The world is moving at a fast pace, and as it moves we seem to be plugged in, not to the wonders of the world, but to smartphones, tablets, computers and video games. Children know how to swipe a smart phone before they can even put two words together. They may be able to look at a computer screen for hours, but may not be able to look you in the eye, and may be touching their electronic device more than they touch you!
Children need nurturing touch, movement, interaction with nature and others, to thrive. Excessive use of tablets, smart phones, computers, and video games, cause the brain to change. Parents have noticed the differences in their children’s behavior after using an electronic device for an excessive amount of time. Jen noticed that when she told her 8-year old daughter, Courtney, “It’s time to stop and disconnect from your tablet”, after being on the tablet for a long period, Courtney became moody and “bad mouthed” her mom. Jen knew it was really time to stop her daughter’s electronic use, for sure, after the outburst. In time, Courtney calmed down and returned to her loveable self. Maria noticed how her 6-year old and 3-year old sons, Sergio and Hector, would go into their own rooms and play with their tablets, rather than playing with one another. When she would go into their individual rooms to ask them to disconnect, they protested, became aggressive and would try to hit her.
Playing with video games and apps, may flood pleasure centers of the brain, with dopamine, and give a temporary rush. When the game is taken away, the child can get withdrawal symptoms and become aggressive, as did Sergio and Hector. Sometimes the child shows a different side that is not typical behavior, as did Courtney.
With school starting again, many parents are concerned that their children are so attached to their electronics that they will not be able to focus on their school work. “7 Strategies for Raising Calm, Inspired, & Successful Children” (www.askdrelaine.com) explains ways to assist your child achieve success, amidst the distractions of everyday life.
Common sense parenting is always good. I remember hearing my mother say, “Finish your homework, then you can go outside to play!” Children nowadays need to learn to “Finish your homework, (using the computer for schoolwork as necessary), and then you can get screen time!” Your family, can decide, together, on how much electronics time will be allowed. (See Table 1: 8 Tips to Get your Kids to Disconnect from Electronics!).

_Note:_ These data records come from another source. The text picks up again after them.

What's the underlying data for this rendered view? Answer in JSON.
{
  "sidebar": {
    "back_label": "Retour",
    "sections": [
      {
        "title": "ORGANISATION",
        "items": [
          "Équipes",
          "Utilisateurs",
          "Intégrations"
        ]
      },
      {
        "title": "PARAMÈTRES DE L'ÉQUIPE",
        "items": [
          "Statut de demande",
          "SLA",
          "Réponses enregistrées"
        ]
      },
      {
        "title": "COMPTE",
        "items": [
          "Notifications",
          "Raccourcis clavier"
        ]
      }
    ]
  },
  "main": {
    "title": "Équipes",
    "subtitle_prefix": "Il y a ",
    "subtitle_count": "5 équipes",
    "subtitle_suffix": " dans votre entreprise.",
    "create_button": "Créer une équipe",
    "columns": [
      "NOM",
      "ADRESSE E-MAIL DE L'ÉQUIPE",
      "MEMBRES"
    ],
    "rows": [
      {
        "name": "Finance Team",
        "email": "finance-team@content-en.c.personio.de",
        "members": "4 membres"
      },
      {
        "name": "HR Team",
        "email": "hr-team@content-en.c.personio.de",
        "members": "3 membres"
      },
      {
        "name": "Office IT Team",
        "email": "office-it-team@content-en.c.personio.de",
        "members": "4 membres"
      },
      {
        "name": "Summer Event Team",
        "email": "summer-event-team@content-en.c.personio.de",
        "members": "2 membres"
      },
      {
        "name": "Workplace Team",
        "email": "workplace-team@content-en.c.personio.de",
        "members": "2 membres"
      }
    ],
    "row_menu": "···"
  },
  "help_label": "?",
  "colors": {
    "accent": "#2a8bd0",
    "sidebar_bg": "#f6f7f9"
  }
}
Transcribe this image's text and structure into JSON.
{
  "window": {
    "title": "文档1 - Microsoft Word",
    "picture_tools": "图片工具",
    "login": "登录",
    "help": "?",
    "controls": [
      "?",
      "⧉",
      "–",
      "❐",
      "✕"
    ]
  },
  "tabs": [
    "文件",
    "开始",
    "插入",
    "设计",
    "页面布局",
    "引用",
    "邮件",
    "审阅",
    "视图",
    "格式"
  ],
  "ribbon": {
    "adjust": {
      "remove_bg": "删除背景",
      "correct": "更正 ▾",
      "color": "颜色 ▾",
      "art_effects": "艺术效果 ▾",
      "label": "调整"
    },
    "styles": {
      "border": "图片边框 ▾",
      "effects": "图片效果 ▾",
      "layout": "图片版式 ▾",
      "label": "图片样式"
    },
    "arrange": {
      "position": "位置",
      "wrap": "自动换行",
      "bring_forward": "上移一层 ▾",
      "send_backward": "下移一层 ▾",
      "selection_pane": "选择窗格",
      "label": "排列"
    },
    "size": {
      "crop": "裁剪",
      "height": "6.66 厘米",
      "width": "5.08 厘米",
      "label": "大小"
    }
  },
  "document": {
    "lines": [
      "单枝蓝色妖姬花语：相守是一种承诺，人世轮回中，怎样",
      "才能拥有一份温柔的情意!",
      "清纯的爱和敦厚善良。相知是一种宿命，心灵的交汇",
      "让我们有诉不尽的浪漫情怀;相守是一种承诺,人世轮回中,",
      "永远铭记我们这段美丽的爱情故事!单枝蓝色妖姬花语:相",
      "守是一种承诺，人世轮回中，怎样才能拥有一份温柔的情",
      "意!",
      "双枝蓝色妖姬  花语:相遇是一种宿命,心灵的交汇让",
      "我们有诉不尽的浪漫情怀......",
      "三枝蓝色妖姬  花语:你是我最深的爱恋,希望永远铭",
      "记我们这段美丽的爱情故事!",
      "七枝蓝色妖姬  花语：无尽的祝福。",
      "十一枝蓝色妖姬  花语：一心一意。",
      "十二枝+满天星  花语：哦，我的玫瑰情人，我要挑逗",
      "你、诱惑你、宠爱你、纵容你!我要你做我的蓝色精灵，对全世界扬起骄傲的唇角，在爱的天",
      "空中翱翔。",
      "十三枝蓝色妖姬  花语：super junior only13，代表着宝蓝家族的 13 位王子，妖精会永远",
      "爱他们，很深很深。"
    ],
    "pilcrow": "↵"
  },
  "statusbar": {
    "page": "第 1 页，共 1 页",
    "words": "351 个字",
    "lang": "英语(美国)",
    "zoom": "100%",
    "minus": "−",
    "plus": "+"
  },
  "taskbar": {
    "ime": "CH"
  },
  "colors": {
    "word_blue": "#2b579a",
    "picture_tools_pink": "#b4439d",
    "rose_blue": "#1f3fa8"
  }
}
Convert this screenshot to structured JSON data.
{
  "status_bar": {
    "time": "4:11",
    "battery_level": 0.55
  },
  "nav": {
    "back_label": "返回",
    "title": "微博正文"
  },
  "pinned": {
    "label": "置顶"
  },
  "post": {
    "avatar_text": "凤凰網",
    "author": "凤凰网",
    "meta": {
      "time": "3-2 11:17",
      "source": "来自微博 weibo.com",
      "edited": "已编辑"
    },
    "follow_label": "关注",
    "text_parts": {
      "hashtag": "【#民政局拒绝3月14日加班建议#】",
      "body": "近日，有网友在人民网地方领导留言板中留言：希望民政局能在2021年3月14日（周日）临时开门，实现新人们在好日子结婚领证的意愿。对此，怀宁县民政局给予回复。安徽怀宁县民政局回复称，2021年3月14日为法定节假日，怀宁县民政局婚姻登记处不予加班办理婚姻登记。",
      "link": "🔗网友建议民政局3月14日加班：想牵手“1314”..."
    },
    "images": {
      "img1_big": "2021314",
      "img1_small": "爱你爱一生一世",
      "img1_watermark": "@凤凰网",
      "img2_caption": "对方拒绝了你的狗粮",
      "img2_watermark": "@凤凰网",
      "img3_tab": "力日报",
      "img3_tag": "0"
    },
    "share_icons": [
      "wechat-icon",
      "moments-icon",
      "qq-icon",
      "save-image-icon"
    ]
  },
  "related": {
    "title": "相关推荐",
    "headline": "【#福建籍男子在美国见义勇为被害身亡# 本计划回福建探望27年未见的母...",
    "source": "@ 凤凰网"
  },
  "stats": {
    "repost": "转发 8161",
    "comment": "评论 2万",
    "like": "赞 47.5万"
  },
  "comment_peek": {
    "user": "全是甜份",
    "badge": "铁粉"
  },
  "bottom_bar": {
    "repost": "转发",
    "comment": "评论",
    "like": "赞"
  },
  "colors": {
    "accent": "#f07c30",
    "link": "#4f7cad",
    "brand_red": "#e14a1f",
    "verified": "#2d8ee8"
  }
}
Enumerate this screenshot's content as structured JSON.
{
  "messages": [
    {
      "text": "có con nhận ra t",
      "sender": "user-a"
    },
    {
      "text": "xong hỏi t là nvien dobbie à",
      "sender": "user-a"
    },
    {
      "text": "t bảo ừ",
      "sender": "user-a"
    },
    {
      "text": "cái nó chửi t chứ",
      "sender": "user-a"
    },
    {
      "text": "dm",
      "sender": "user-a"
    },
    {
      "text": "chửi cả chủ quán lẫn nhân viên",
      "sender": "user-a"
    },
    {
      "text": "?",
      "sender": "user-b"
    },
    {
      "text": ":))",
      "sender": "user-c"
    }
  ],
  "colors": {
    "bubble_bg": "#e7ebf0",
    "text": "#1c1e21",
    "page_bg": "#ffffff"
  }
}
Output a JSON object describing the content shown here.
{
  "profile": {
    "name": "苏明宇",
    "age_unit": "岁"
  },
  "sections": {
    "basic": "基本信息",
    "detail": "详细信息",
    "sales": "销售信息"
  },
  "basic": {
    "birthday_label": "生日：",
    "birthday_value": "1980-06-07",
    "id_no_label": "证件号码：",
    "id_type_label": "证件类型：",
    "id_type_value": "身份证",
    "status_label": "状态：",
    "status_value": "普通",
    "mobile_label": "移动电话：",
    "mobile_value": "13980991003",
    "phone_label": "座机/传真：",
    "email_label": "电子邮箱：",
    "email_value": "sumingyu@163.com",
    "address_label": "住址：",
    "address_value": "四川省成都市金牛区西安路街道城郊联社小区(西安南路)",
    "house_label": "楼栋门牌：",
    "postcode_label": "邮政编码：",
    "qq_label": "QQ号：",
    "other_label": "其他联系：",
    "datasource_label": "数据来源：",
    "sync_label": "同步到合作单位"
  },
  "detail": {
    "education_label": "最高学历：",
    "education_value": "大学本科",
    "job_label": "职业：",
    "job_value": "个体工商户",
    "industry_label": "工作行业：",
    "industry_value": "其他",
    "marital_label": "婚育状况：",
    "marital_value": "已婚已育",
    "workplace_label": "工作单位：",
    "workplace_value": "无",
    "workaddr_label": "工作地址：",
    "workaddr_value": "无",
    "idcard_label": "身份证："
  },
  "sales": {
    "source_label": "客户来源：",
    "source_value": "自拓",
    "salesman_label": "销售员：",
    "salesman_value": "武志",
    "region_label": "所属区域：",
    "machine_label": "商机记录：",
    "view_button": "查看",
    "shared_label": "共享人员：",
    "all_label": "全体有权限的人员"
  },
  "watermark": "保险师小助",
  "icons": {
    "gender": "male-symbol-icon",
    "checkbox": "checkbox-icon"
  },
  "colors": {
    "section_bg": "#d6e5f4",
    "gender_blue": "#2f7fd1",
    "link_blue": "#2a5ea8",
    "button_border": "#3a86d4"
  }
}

Like everything in life, balance and moderation is key to living a healthy life. So it is in using electronics. Some children are physically engaged throughout the day, and have their electronic time as a small part of their day, even if it is at dinner time. While other children are plugged in 24/7 without any other form of interaction with humans, or getting any physical activity. As the parent it is up to you to see what works best in your family, for your children, and adapt as needed. I remember my mother saying, “I am doing it for your good” and now you can say that too!
TABLE 1: 8 Tips to Get Your Kids to Disconnect from Electronics!
Limit the amount of time your child can spend on an electronic device and be consistent in enforcing those rules. This way your child knows that when you say he or she only has two minutes left, then there really is only two minutes left, not three or four hours.
2.Use a timer
A timer does not “lie” and can take the blame away from you when you’re limiting your child’s time on the device. Use the timer that measures down the time You can even have your child select a tone on the smartphone that he or she likes. In my case, I have a cricket chirping sound, which delights my grandchildren.
Be ready with another activity. Plan an alternative way of engaging your child so when the device is turned off, some other interest can be provided and take his or her mind off the electronic device.
3.Use these tips in your home at first
As with everything, at first there’s a learning curve, so there may be tantrums, tears, melt downs and even depression. Don’t try disconnecting out in public right away since you wouldn’t want to endure the wrath or glances of diners or shoppers as they hear your child protest. In time, though, your child will know what is expected.
4.Inform home visitors about your electronic viewing schedule
Grandparents, baby sitters, daycare providers, and others, can follow your electronic guidelines whenever your children are in their care.
5.Create “no screen zones.”
Make places where electronics are off-limits. Remove electronics at meal times, and from your child’s bedroom. So many times meal times are just another time to look at a screen, instead of people. Bedrooms need to be a place for quiet and calm, where sleeping is easy, rather than a time for fighting the covers, or fighting dragons of the mind.
6.Take “electronic free vacations”
Specifically take the time to be with your children, without electronics. (Both theirs and yours!) Engage in physical activities, i.e., riding bicycles, bowling, going for a walk outdoors and talking about what you see. Engage in face to face interaction, i.e., playing board games, or having a conversation. Experience the fun of being together, including laughter.
Children need to learn how to remove themselves from their devices without mood changes, disrespect, or the “glassy over look”. They need to know how to self-regulate themselves, and how to interact with other people. Balance the amount of time spent with screens so that your child does not feel deprived or like an outsider, since surely screens are here to stay.